By Jim Power
One of the features of Ireland’s economic recovery, from the deep morass that it found itself in a few short years ago, is that almost all economic forecasters have under-estimated the magnitude of the recovery and are constantly being forced to upgrade forecasts.
Earlier this week, the Department of Finance published the first draft of the Stability Programme Update (SPU), which will have to be submitted to the European Commission and the European Council at the end of April.
This requirement is one of the legacies of the troika bailout and shows the extent to which external influences are increasingly driving Irish economic policy at the macro level.
As long as the macro indicators are looking OK, the external bodies will be happy enough and will not be overly concerned about the micro detail.
The SPU is an update of economic and fiscal forecasts for the period 2018 to 2021. Not surprisingly, the medium-term forecasts have been revised upwards and are pretty upbeat.
Real GDP is projected to expand by 5.6% this year and by 4% next year. The underlying picture that the department
of Finance is painting is a pretty upbeat one, which thankfully looks quite realistic.
Employment is expected to expand by 2.7% this year and employment levels are shortly set to reach the
highest level ever recorded in this country.
The critics of Government, and the perennial moaners, will inevitably choose to ignore this very important reality and instead just focus on the obvious deficiencies in the country, particularly homelessness and health.

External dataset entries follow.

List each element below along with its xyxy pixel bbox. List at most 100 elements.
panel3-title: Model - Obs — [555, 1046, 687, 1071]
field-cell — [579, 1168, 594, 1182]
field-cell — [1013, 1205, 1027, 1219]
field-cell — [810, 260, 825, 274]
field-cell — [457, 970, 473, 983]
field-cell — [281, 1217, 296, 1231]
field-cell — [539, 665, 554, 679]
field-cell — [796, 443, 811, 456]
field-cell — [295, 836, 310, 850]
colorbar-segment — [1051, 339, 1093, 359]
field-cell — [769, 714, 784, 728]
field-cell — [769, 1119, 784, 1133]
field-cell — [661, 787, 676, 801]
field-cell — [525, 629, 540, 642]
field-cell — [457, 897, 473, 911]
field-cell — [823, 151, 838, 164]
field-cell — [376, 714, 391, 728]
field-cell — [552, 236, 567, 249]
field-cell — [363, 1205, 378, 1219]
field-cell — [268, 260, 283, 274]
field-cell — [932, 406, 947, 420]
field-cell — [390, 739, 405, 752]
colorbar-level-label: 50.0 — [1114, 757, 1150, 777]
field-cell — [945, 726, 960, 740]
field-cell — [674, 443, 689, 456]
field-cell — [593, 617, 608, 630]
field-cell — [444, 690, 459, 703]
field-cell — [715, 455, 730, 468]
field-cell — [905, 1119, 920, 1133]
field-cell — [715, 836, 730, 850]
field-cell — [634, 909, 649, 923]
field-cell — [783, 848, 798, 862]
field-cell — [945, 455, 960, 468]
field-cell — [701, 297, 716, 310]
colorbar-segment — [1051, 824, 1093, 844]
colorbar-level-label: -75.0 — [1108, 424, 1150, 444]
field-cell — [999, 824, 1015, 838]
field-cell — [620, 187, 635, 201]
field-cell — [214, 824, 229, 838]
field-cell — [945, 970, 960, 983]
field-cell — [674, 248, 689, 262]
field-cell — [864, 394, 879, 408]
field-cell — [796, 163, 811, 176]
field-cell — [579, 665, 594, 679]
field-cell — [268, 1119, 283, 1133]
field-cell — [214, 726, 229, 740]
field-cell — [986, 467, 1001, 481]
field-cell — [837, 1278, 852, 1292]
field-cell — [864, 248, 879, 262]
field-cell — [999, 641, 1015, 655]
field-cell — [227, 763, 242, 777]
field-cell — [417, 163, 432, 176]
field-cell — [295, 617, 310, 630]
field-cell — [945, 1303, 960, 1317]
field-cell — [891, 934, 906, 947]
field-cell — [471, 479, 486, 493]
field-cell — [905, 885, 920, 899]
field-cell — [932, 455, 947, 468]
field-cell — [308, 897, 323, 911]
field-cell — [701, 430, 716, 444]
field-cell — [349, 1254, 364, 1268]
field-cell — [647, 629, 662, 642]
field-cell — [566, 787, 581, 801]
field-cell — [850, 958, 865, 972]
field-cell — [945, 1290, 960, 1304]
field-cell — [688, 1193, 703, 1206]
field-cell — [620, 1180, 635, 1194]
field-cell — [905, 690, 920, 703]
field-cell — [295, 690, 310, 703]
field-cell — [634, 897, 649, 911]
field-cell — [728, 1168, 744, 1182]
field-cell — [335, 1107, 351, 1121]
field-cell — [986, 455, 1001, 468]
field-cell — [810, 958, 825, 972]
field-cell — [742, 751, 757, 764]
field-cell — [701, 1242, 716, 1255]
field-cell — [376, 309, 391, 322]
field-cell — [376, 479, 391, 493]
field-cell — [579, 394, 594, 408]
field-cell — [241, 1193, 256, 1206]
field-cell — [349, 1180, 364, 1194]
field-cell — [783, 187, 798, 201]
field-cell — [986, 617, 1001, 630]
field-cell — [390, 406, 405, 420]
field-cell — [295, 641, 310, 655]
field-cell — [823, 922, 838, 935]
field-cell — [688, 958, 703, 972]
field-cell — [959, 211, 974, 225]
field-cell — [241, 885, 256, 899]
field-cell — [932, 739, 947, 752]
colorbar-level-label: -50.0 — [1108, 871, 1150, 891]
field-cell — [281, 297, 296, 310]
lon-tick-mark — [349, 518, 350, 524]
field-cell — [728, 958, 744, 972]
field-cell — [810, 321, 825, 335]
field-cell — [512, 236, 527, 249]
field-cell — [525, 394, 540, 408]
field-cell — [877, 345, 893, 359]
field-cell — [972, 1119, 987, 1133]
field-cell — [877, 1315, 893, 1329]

In my view, the most important thing government has to do is to create an environment where entrepreneurs are prepared to invest and take risks, and where employers are willing and able to create jobs.
Meaningful job creation is vital, and it is amazing just how many social and financial difficulties and issues can be remedied by the ability to find meaningful employment. The labour market is the most visible and the most important
positive legacy of those who have run the country since the crash in 2008.
The size of the economic cake is not the be all and end all, but it is important to grow the size of the cake, otherwise the ability to tackle the obvious problems will be seriously compromised.
The first priority for policymakers should be to grow the size of the cake, and the second priority should be to slice and allocate it in the most efficient and equitable manner possible.
It has to be hoped that the growth outlook contained in the SPU actually does materialise, thereby generating the resources needed to address the various problems facing us as a society.
The reality is that the Government debt to GNI* ratio — which is a modified, but more real, measure of the size of the economy, that strips out the multinational accounting distortions — is projected at a still very high level of 97% this year.
As an aside, Bord Bia and the minister for agriculture deserve strong plaudits for the beef deal with China announced this week. It is unlikely to be a game-changer, but will offer some respite to the very exposed beef sector.